Over 500 museum supporters and attendees came out to celebrate this year’s award recipients at the 16th Annual Air & Space Gala at the Cradle of Aviation Museum on Wednesday, Nov. 7.
Apollo 7 astronaut Walter Cunningham received the Spirit of Discovery Award; East/West Industries President Teresa Ferraro received the Leroy R. Grumman Award; and CEO and managing partner of MCR Development, Tyler Morse, received the Aviation Leadership Award. As part of the year’s 50th Anniversary Countdown to Apollo Celebration, inspiration was the theme of the evening.
Cunningham was moved by the evening’s honorary bagpipe ceremony performed by the Nassau County Police Emerald Society Pipe Band. He said, “I cannot listen to that at my age without getting tears in my eyes. Thank you. Actually it’s an honor to be here at one the of what I believe to be one of the better museums we have in the world. My only disappointment is that they never did let me fly that F-11-1 up there,” referring to the Tiger plane hanging from the museum’s lobby formerly flown by the Blue Angels.

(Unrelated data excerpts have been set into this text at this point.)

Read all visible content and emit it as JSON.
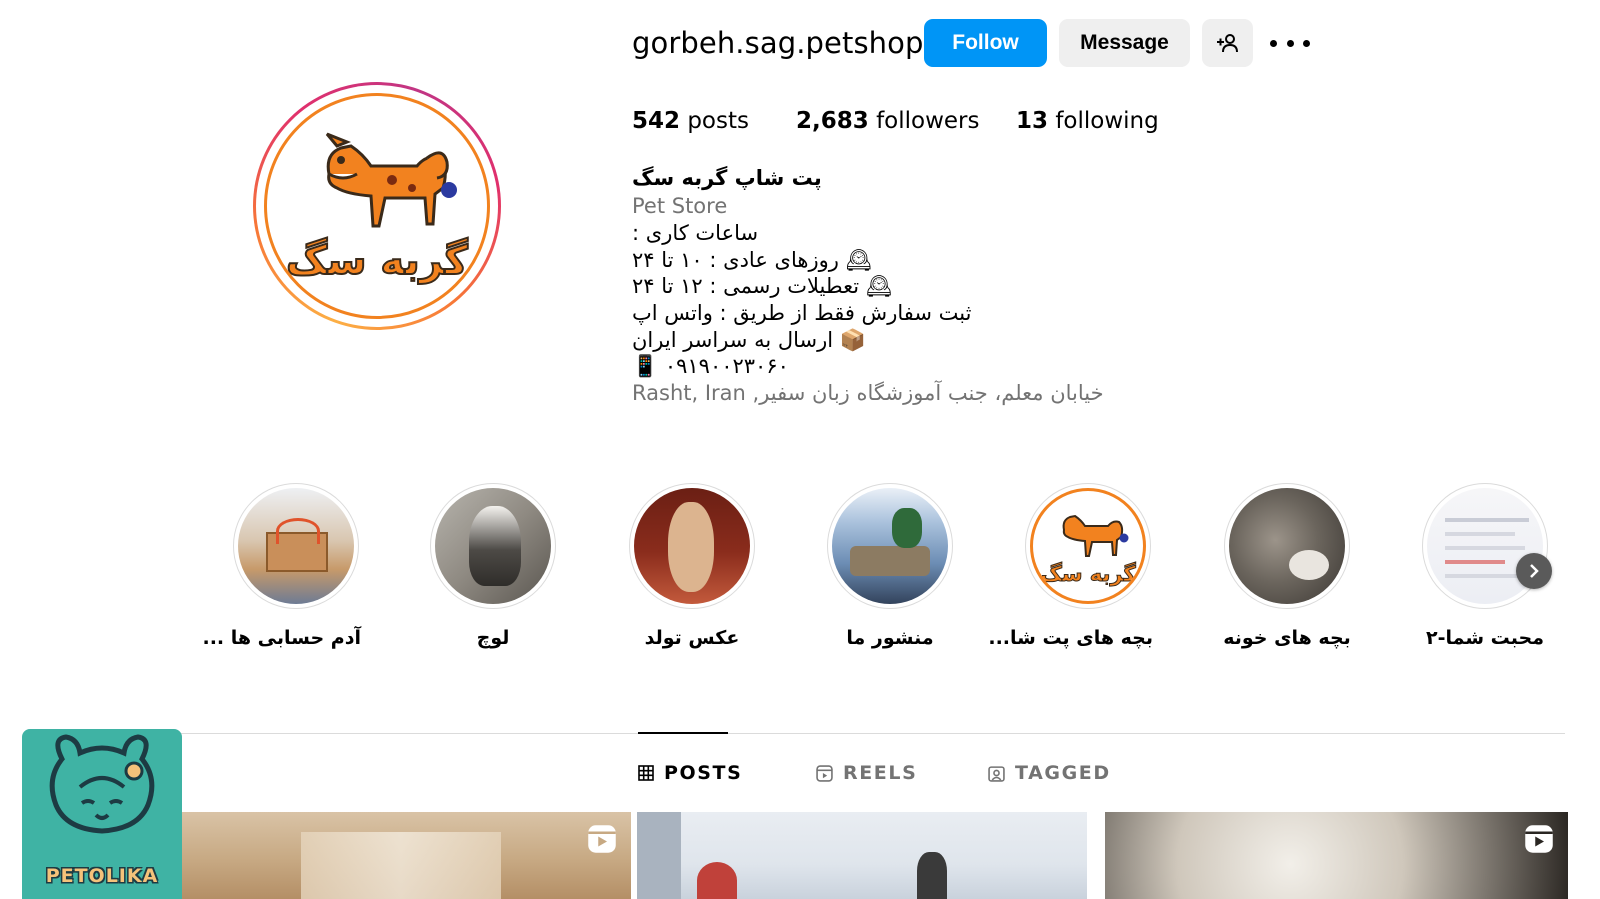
{
  "profile": {
    "username": "gorbeh.sag.petshop",
    "avatar_logo_text": "گربه سگ",
    "follow_label": "Follow",
    "message_label": "Message",
    "stats": {
      "posts_count": "542",
      "posts_label": "posts",
      "followers_count": "2,683",
      "followers_label": "followers",
      "following_count": "13",
      "following_label": "following"
    },
    "bio": {
      "name": "پت شاپ گربه سگ",
      "category": "Pet Store",
      "lines": [
        "ساعات کاری :",
        "🕰 روزهای عادی : ۱۰ تا ۲۴",
        "🕰 تعطیلات رسمی : ۱۲ تا ۲۴",
        "ثبت سفارش فقط از طریق : واتس اپ",
        "📦 ارسال به سراسر ایران",
        "📱 ۰۹۱۹۰۰۲۳۰۶۰"
      ],
      "location": "خیابان معلم، جنب آموزشگاه زبان سفیر, Rasht, Iran"
    }
  },
  "highlights": [
    {
      "label": "آدم حسابی ها ..."
    },
    {
      "label": "لوچ"
    },
    {
      "label": "عکس تولد"
    },
    {
      "label": "منشور ما"
    },
    {
      "label": "بچه های پت شا..."
    },
    {
      "label": "بچه های خونه"
    },
    {
      "label": "محبت شما-۲"
    }
  ],
  "tabs": {
    "posts": "POSTS",
    "reels": "REELS",
    "tagged": "TAGGED"
  },
  "watermark": {
    "text": "PETOLIKA"
  },
  "colors": {
    "follow_blue": "#0095f6",
    "logo_orange": "#f2821f",
    "watermark_teal": "#3fb3a4"
  }
}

Cunningham discussed the program and the risk after the fatal fire of the Apollo 1 mission instantly killing astronauts Gus Grissom, Ed White, and Roger Chaffee. “Many people asked me, ‘Were you afraid?’ And I have to tell you, ‘No, we were not afraid.’ And that’s the honest truth. But that does not mean we were unable or unaware of the risks that were involved. We thought rightly or wrongly we thought we could overcome all the obstacles and that our goal was worth the risk.”
Cunningham further referenced how the astronauts and all of the thousands of people working on the mission were all of the same mindset, saying, “If this mission fails, it won’t fail because of me.“ He added, “They were not there for the fun of it, nor for notoriety… certainly not for money,” noting that he once calculated that the money he earned on the 11 days of the Apollo 7 mission equaled out to less than $660.
Cunningham remarked that those who fly to space over time are highly motivated to get the job done and a commitment to make every mission a success. He characterized the early Apollo missions as the “Five Steps to Land Man” on the Moon with Apollo 7’s mission being to test the Land the Command Module.
NASA and historians however will always refer to that mission as the longest, most ambitious and 101 percent perfect and successful mission leading to the greatest accomplishment of the 20th century. He referenced Magellan and the early explorers from 500 years ago who were willing to die for their efforts of circling the globe.
In closing, Cunningham acknowledged the astronauts of the Apollo program who were willing to make the sacrifice to our country and the service to history citing that some people did not make it and some people are no longer with us. “I was fortunate to be a brief part of the opportunity to fly harder, farther, faster on a mission to inspire future greatness,” Cunningham said.
Ferraro, who was honored with the Leroy Grumman Award, said: “It is with deep gratitude and thanks to the Cradle of Aviation and its Board for this award… 35 years ago at the start of my career, I could not imagine standing here accepting this prestigious award that not only honors East/West (Industries) but honors the legacy of Leroy Grumman. I am truly honored to be standing in the shadow of such a great man.”
East/West Industries is a family-owned small business that was founded in 1968 by Ferraro’s parents, Dom and Mary Spinosa, and is located in Ronkonkoma.
Morse received the Aviation Leadership Award. Since co-founding MCR Development in 2006, he has led the company to its position as the seventh largest hotel owner/operator in the United States, with $2 billion in assets.
Morse said how thrilled he was to be part of the aviation community, having previously been part of the real estate development and hotel businesses. He referenced JFK’s speech about putting a man on the moon by end of decade and the spirit of jet aviation with the country looking skyward and acknowledged the ethos and spirit of the 60s.
“This is an incredible museum and The Cradle of Aviation does a wonderful job of bringing together the aviation community in such wonderful ways to celebrate the greatness of aviation,” Morse said.
The Cradle of Aviation Museum and Education Center is home to over 75 planes and spacecraft representing over 100 years of aviation history and Long Island’s only Giant Screen Dome Theater. Currently, the museum is celebrating “Countdown to Apollo at 50” sponsored by the Robert D.L. Gardiner Foundation, showcasing Long Island and Grumman’s significant role in the Apollo program.